Mercifully, this has nothing to do with "vamanos!" or "Swiper, no swiping!" This week will be Exam Week in Mooselandia, including here at our little school. Our "regular" school activities will be cancelled, and Mad Natter will be working on taking the DORA from Let's Go Learn, as well as the Chapter 1 test for Math Mammoth. I'm certain the maths test will be no big deal, but I'm taking a few minutes to review The Younger Mrs Warde's notes on giving the DORA to younger children. Mad Natter has taken the DORA before, somewhere back in August-ish, but I'm not sure he did exactly... well... with it. Not that he's supposed to make a grade or something, but I suspect he was a little confused with exactly what he was supposed to be doing, so his results didn't match very well with what I was seeing him do. Knowing what I learned, and what Mrs Warde has learned? I suspect that will make a huge difference.
For reference, Mad Natter's currently most-used word is "although," he is reading Magic School Bus books aloud to me, and has finished the learn-to-read segment of Reading Eggs with no desire to continue into the proficiency aspect. So, I have at least a vague minimum of how this testing should turn out.
We hadn't taken the DORA, like I said, since August, so while I was fully intending to set Mad Natter through two sections today and call it done, he wound up going through the entire assessment. Twice. I was thinking there was a break of some sort between subtests, something to let you know you were moving from one subtest to the next. NOPE. The safe bet is to assume when the animation changes, so has the subtest. So, Mad Natter ran through the test like the whole thing was timed, and needless to say, did... Well, for himself, he did poorly. He tested out as an average kindergartener, with a low fourth grade vocabulary. So, since eight months ago, he tested out as an average kindergartener with a high second grade vocabulary (with the exception of the vocabulary his assessment scores were identical!), I obviously didn't believe it one bit. No progress since August? Uh huh. Anyway.
I went back to Homeschool Buyers Co-op and bought another test. Thank goodness I was spending points on this and not dollars, or I'd be *pissed.* Like, royally. Anyhow, I got another test, and we settled in. He did the first two subtests on his own - as in, he controlled the mouse, he answered as he liked. Then I realized he was literally clicking the blue hat every time, except for words like me, my, and the. Those, he'd pick the appropriate hats for. So after that subtest I took control of the mouse, and he sat on my lap. The program would ask a question, and I would direct the mouse over the options, and wait for him to tell me to click - but I refused to click (even if the answer was correct) until we'd looked at all the options. Then we'd go through again, and he'd tell me to click. Essentially, I had to force him to sit and think about his answers. Once that was done... Well, he took a break to run around.

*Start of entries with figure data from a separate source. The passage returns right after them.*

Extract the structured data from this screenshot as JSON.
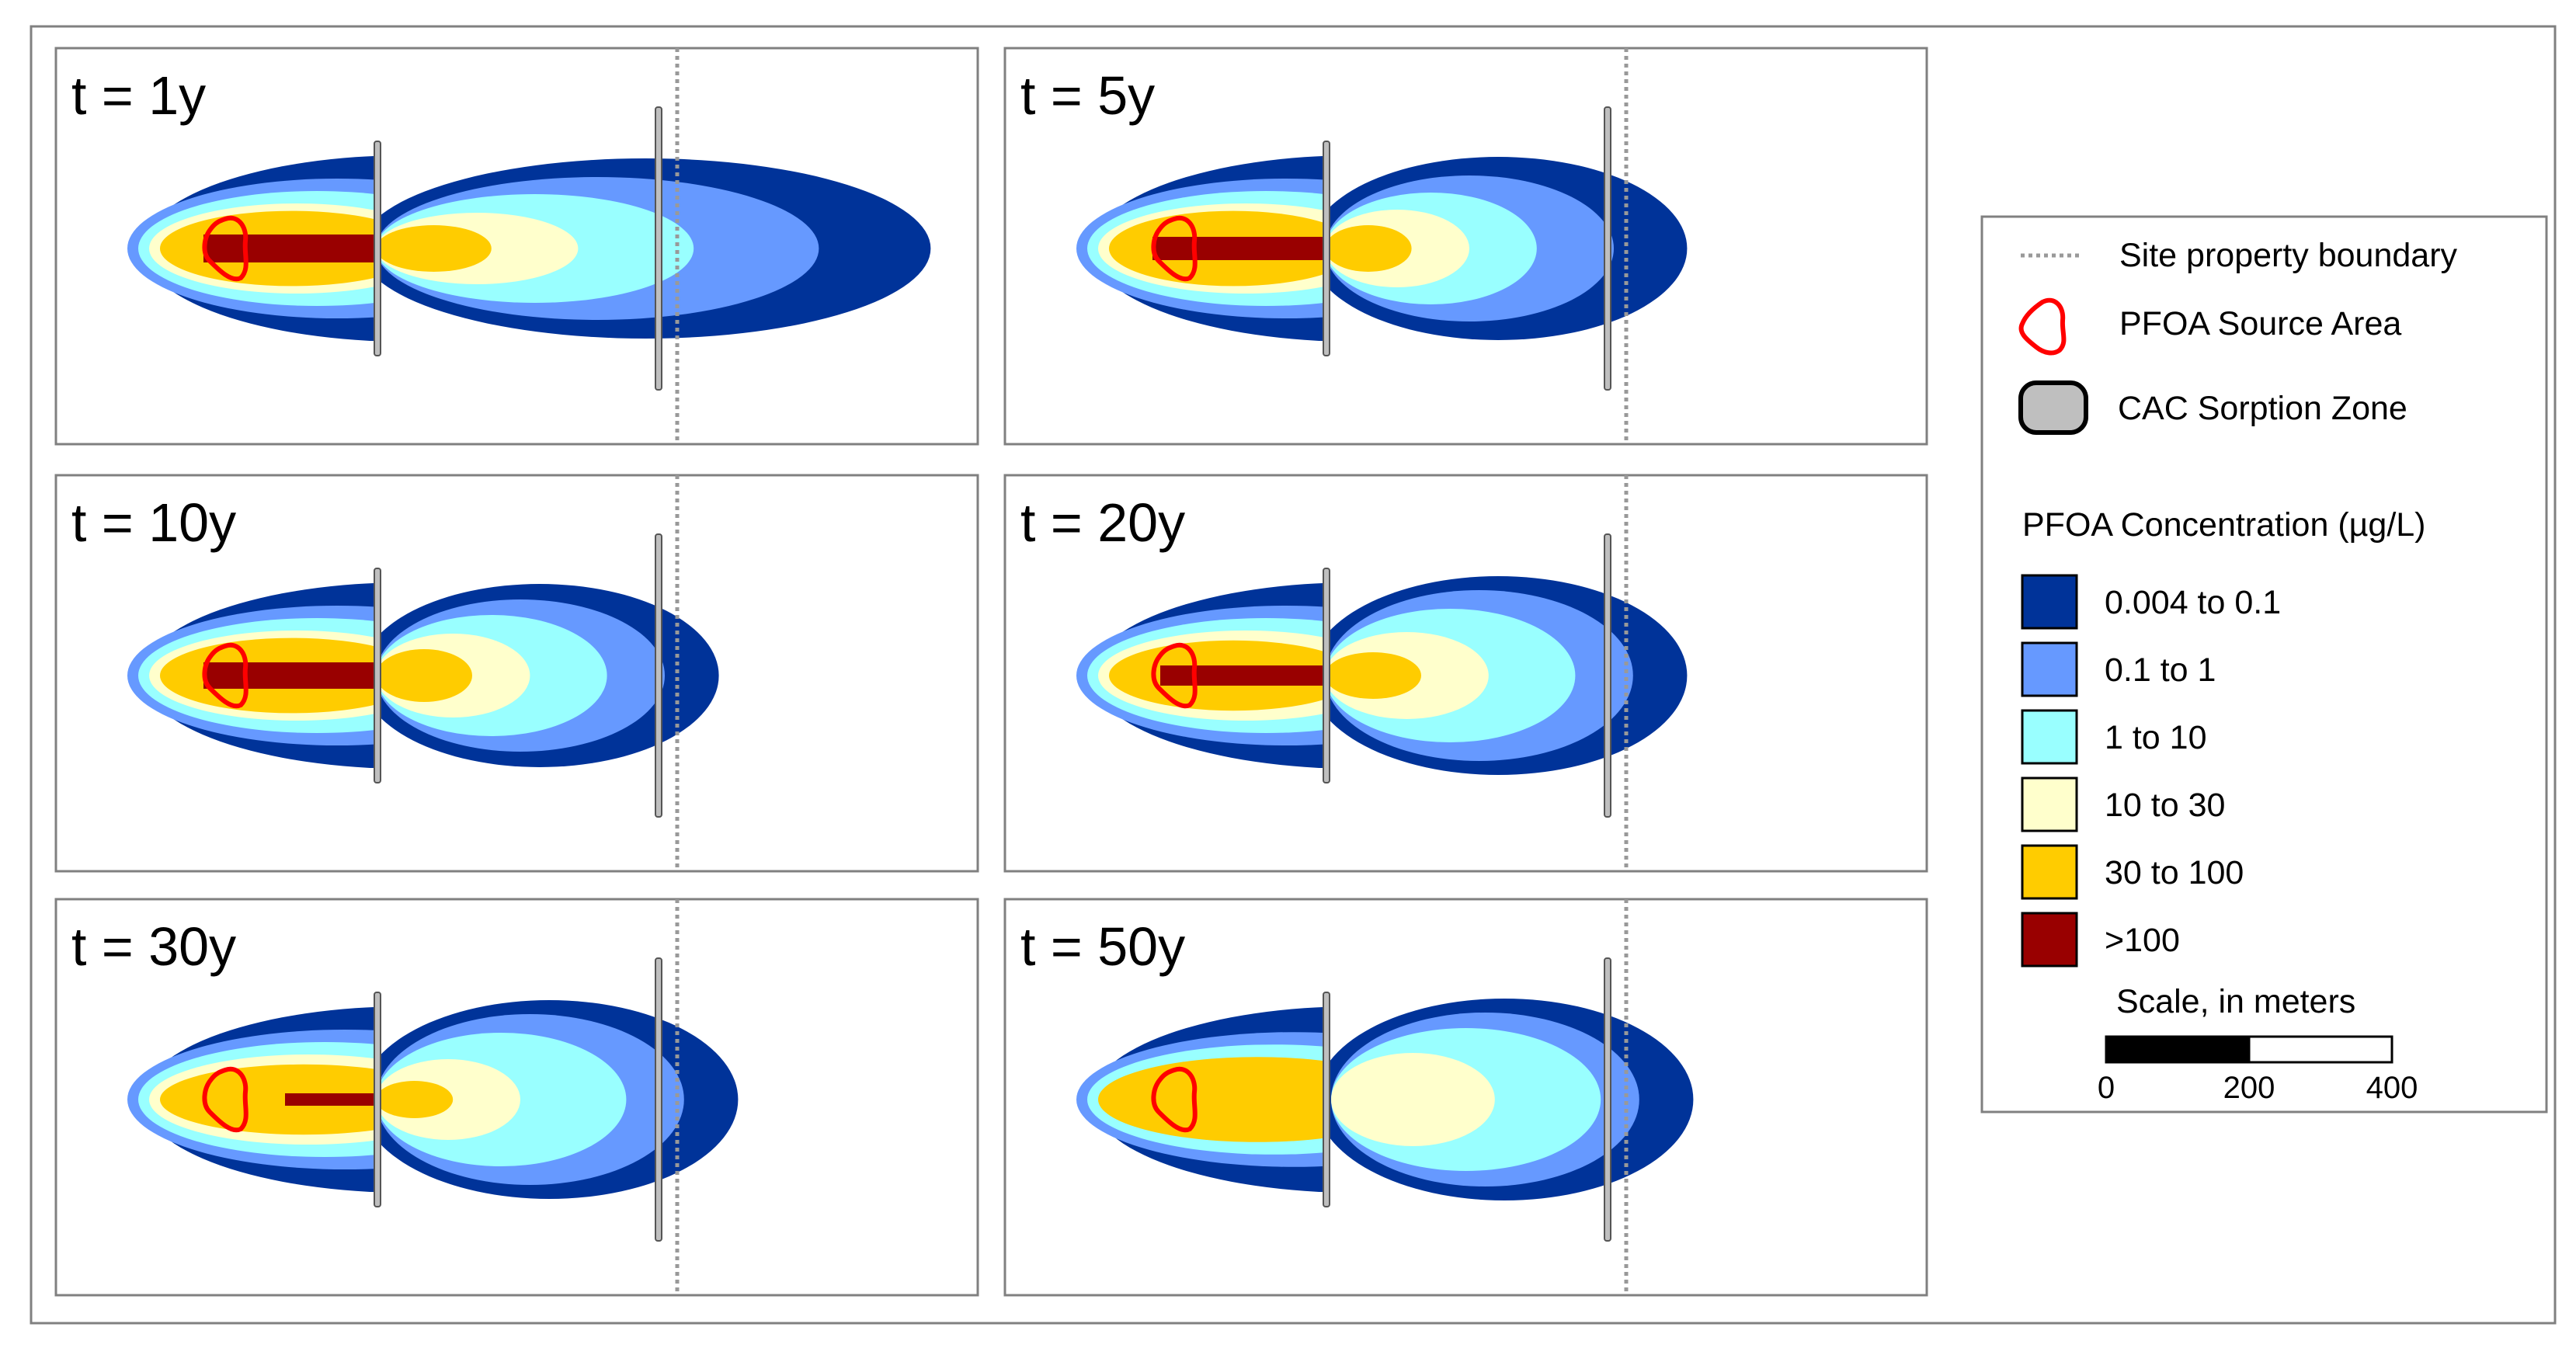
{
  "panels": [
    {
      "label": "t = 1y",
      "sorb_right": false
    },
    {
      "label": "t = 5y",
      "sorb_right": false
    },
    {
      "label": "t = 10y",
      "sorb_right": false
    },
    {
      "label": "t = 20y",
      "sorb_right": false
    },
    {
      "label": "t = 30y",
      "sorb_right": false
    },
    {
      "label": "t = 50y",
      "sorb_right": false
    }
  ],
  "legend": {
    "boundary_label": "Site property boundary",
    "source_label": "PFOA Source Area",
    "cac_label": "CAC Sorption Zone",
    "concentration_title": "PFOA Concentration (µg/L)",
    "classes": [
      {
        "label": "0.004 to 0.1",
        "color": "#003399"
      },
      {
        "label": "0.1 to 1",
        "color": "#6699ff"
      },
      {
        "label": "1 to 10",
        "color": "#99ffff"
      },
      {
        "label": "10 to 30",
        "color": "#ffffcc"
      },
      {
        "label": "30 to 100",
        "color": "#ffcc00"
      },
      {
        "label": ">100",
        "color": "#990000"
      }
    ],
    "scale_title": "Scale, in meters",
    "scale_ticks": [
      "0",
      "200",
      "400"
    ]
  },
  "colors": {
    "source_outline": "#ff0000",
    "cac_fill": "#bfbfbf",
    "boundary": "#999999"
  }
}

We literally played the Lone Ranger Theme Song in this little segment, and he spent ten solid minutes running through the house... and wanted to press on with the assessment, so we dove back in.
Once again, I held the mouse, and the fact that he couldn't just click anything, but had to look at all the answers meant that he didn't just click on something close. His scores jumped noticeably at that point. The same applied for the vocabulary - given the word "candidate" I held the mouse over each picture in turn, and he had to look at them before deciding which one was correct for the word. If I can slow him down, he does extremely well - but he HAS to slow down!
This time around, he got the spelling and comprehension subtests, which we hadn't seen before. He loved the heck out of the spelling test, it meant he could use the keyboard! While spelling was his weakest area on the entire test (save the first two subtests where he wasn't actually paying attention!), I credit our love for All About Spelling for the fact that it was well above grade level. The comprehension subtest honestly astounded me. I didn't realize he retained as much as he did about what he read.
All in all, for a squirrelly 2E boy, I would say that the DORA is significantly more parent-intensive than it was intended to be, but overall a decent measure - as long as you can get in there and keep them focused right from the start. It's given me some things to think about, and an idea on direction versus where/when I can introduce new ideas or programs. So it's helpful, although not entirely as helpful as you might think. It will tell you, versus average, where your child stands in terms of standard public school grade levels. It will not, for example, tell you their Lexile Measure, their Guided Reading Level, or anything else to further assist your choosing specific tools. However, it provides a spectacular overhead view of where your child is currently performing, and allows you to look back and see how they are doing versus where they were. I like it, and while I wish it did just a little more, it's not enough that I won't continue using the measure.